Simultaneous removal of antibiotics and recovery of phosphate in urine by ferrate(VI)-peracetic acid: The critical role of iron species

Efficient treatment technologies for recovering phosphorus from human urine while simultaneously eliminating antibiotics are crucial due to the potential threats posed by co-existing antibiotics to public health and water quality. Herein, we systematically investigated the application and underlying mechanism of peracetic acid (PAA) and ferrate(VI) for urine treatment. The PAA-Fe(VI) system retained its rapidity and efficacy in degrading antibiotics in hydrolyzed urine. The results showed a strong selectivity of the PAA-Fe(VI) system towards contaminants with electron-rich moieties. The reactive iron species (Fe(V)/Fe(IV)) played a significant role in sulfamethoxazole (SMX) degradation by PAA-Fe(VI). Theoretical calculations revealed a preference for coordination between reactive iron species and O1 of PAA. The coordination led to a reduction in the energy gap compared to free iron, suggesting an enhancement in the stability and oxidation capacity of reactive iron species facilitated by PAA. Furthermore, toxicity analysis revealed a notable decrease in the toxicity of degradation products following treatment with the PAA-Fe(VI) process.
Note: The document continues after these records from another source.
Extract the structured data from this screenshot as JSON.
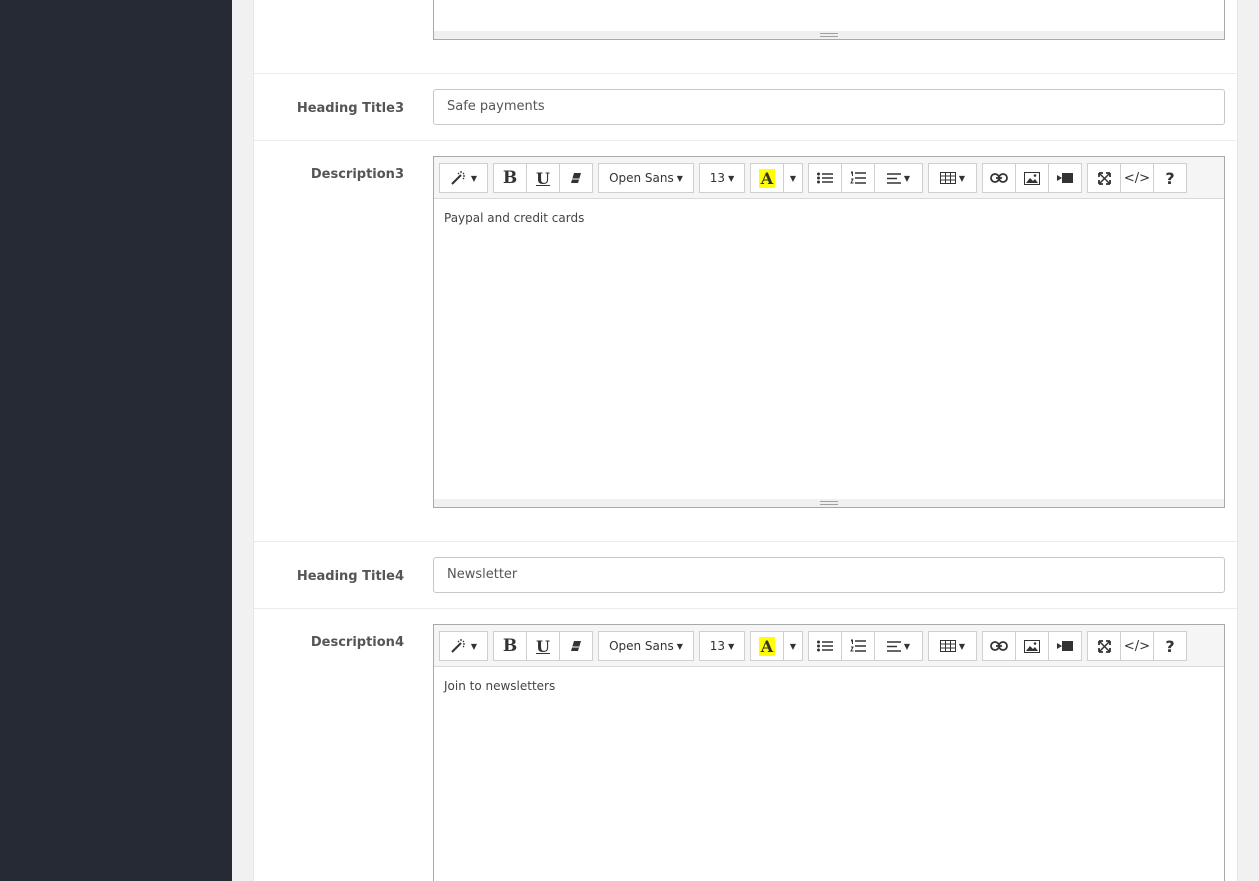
{
  "fields": {
    "heading3": {
      "label": "Heading Title3",
      "value": "Safe payments"
    },
    "description3": {
      "label": "Description3",
      "content": "Paypal and credit cards"
    },
    "heading4": {
      "label": "Heading Title4",
      "value": "Newsletter"
    },
    "description4": {
      "label": "Description4",
      "content": "Join to newsletters"
    }
  },
  "toolbar": {
    "font_family": "Open Sans",
    "font_size": "13",
    "color_letter": "A",
    "highlight_color": "#ffff00",
    "icons": [
      "magic-icon",
      "bold-icon",
      "underline-icon",
      "eraser-icon",
      "font-family-dropdown",
      "font-size-dropdown",
      "text-color-icon",
      "color-dropdown-icon",
      "unordered-list-icon",
      "ordered-list-icon",
      "align-icon",
      "table-icon",
      "link-icon",
      "picture-icon",
      "video-icon",
      "fullscreen-icon",
      "code-view-icon",
      "help-icon"
    ]
  }
}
Elemental analysis confirmed successful phosphorus loading onto the precipitation, primarily attributed to adsorptive interactions with in-situ formed Fe(III). Overall, this study presents a novel strategy for simultaneously eliminating antibiotics and recovering phosphorus resources from urine, thereby expanding the practical application of the PAA-Fe(VI) system in urine treatment.